The movie, unfortunately, has a few of those.  The good news is, it picks up considerably once Arnold finally shows up, and when he does, he steals the show.  You wouldn’t guess what he’s been up to all those years and I wouldn’t dream of spoiling it for you.  All I’ll say is that his present vocation makes for some of the biggest laughs in the entire film.  His tense scenes with Hamilton give Dark Fate an edge the last few sequels have sorely lacked.

The problem is, like The Force Awakens, the new characters aren’t nearly as endearing as their elders.  I guess it doesn’t help that they spend most of their time running around.  Still, Michael Biehn did the same thing back in ’84 and he managed to give us a fully fleshed-out character you could root for.  

As portrayed by Luna, the new Terminator lacks the menace of the previous incarnations.  Grace does what she can with her underwritten role and handles herself just fine in the action sequences.  Likewise, Reyes makes for a serviceable lead, even if her big change of character feels a bit rushed in the finale.

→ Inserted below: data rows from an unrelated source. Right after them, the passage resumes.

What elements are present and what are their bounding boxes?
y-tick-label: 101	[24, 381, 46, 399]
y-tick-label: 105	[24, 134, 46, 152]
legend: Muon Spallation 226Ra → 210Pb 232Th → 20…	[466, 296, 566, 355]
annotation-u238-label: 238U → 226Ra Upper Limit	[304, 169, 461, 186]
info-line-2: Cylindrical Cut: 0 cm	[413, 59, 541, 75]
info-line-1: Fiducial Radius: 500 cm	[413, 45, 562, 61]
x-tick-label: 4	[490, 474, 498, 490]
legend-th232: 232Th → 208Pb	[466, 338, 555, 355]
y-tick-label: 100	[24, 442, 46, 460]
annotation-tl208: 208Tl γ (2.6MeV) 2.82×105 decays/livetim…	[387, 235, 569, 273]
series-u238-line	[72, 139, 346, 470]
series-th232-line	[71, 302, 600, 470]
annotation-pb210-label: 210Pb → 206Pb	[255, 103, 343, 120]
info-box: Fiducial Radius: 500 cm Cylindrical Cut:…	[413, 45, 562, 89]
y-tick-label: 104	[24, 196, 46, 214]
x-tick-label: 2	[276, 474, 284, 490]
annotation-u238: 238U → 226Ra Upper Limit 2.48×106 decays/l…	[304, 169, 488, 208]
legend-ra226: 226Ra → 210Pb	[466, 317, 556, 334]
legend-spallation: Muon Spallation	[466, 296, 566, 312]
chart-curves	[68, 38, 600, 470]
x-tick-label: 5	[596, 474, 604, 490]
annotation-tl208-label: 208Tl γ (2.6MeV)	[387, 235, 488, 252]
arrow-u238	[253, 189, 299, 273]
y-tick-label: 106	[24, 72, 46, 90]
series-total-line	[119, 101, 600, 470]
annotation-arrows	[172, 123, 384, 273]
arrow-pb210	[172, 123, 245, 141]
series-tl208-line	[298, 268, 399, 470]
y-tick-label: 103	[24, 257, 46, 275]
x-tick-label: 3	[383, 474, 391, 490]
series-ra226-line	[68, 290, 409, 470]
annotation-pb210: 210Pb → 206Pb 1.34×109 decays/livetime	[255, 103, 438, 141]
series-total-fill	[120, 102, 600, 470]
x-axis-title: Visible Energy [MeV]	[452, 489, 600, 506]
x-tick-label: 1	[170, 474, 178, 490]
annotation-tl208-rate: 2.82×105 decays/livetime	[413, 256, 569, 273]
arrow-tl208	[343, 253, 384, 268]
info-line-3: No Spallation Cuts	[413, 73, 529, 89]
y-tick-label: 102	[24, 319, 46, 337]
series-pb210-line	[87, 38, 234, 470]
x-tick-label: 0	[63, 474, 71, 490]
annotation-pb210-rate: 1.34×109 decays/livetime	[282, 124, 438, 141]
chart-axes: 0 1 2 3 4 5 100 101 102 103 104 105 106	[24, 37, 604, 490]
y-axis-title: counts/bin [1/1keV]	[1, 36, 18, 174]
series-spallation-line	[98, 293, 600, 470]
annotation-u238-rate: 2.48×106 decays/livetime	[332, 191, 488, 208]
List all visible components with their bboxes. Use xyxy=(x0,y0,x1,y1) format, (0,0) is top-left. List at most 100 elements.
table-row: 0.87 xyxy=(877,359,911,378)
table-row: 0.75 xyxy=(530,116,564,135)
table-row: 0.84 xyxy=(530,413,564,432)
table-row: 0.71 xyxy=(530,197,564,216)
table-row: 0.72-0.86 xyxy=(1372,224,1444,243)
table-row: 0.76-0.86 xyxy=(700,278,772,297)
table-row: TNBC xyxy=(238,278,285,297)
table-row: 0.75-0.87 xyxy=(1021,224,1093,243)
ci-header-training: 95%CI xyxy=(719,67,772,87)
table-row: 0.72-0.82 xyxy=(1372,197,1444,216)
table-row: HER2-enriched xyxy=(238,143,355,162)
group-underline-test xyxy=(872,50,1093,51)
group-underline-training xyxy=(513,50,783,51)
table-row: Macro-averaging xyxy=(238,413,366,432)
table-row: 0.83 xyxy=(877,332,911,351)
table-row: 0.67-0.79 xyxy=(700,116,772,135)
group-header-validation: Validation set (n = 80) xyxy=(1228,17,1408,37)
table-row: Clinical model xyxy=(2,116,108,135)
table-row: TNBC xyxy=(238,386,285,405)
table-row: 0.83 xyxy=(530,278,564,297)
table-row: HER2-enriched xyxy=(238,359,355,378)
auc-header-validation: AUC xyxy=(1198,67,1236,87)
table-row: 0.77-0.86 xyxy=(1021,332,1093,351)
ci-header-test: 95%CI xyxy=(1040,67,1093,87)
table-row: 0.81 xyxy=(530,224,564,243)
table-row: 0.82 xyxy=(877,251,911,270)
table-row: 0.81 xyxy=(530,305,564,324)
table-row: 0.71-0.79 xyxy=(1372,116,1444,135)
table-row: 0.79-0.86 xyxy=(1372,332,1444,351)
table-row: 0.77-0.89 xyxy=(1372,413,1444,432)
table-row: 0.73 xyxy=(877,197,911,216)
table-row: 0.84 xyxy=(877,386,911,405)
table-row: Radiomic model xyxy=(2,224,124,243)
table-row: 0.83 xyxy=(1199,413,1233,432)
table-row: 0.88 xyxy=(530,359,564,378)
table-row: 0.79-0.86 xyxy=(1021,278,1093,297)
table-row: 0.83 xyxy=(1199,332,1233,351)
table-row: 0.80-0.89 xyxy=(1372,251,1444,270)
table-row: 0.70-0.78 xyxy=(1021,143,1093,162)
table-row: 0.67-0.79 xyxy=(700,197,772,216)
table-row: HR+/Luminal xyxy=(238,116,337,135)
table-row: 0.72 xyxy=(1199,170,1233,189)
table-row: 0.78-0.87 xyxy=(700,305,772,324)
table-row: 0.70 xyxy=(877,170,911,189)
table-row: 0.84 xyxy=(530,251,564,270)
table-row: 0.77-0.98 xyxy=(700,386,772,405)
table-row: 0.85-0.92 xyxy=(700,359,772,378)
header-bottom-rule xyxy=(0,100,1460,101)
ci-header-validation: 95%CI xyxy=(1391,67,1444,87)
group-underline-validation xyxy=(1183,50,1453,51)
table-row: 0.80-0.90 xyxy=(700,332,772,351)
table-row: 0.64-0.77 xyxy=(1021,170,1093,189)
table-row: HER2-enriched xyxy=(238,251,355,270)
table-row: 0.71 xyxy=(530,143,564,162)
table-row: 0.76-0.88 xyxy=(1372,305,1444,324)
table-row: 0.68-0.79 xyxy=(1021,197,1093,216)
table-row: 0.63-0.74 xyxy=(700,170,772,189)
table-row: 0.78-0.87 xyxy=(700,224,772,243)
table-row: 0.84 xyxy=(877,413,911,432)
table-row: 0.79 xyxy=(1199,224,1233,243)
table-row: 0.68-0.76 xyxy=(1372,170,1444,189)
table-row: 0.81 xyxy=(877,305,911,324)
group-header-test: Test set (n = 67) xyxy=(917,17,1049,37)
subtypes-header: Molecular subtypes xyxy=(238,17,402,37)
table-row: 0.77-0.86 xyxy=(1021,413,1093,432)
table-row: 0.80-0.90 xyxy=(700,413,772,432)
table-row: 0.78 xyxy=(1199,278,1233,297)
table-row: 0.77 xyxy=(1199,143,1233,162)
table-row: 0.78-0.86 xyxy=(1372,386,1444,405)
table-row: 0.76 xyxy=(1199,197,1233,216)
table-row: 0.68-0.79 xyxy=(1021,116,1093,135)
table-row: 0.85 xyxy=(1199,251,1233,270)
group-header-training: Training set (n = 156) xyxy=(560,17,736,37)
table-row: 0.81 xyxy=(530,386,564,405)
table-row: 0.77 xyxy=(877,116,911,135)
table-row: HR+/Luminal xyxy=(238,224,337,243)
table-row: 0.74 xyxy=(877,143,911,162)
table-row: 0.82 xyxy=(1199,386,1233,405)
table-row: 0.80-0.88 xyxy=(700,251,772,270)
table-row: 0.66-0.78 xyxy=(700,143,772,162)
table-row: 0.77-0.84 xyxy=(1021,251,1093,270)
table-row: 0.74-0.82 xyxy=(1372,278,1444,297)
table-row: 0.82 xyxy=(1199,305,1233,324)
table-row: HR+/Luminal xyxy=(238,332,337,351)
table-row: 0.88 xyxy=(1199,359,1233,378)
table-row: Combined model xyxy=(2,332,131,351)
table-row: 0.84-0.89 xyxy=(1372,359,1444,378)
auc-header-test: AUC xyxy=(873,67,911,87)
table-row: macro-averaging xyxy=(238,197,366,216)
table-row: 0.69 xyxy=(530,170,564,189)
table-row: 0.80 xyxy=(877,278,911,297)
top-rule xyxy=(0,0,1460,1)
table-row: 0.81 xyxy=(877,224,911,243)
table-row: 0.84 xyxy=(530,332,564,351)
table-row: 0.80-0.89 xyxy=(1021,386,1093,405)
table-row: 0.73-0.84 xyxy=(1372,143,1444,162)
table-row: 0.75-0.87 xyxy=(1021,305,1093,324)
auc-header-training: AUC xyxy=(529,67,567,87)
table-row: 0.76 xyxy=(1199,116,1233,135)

I know we’ve waited a long time for James Cameron to come back to the franchise.  Unfortunately, what he has to offer are only tweaked reworkings of not only his films,  but the sequels he had nothing to do with.  Then again, maybe that’s the point.  Because of its very nature, the Terminator timeline is doomed to keep repeating itself again and again.  The alternate timelines will keep skewing further and further into the future until everyone involved with the original is long gone.

There’s a good chance of that happening too as there’s enough rousing moments here to remind us there’s still some life in the long-running franchise.  While Dark Fate lacks the wham-bam action of T3, the grittiness of Salvation, and the sheer goofiness of Genisys, it has its own identity, even when it’s recycling bits from the previous films.  Despite his abbreviated screen time, Arnold still gets some good lines and kicks ass (albeit belatedly), and for many Terminator fans (or at least me), that’s ultimately what matters most.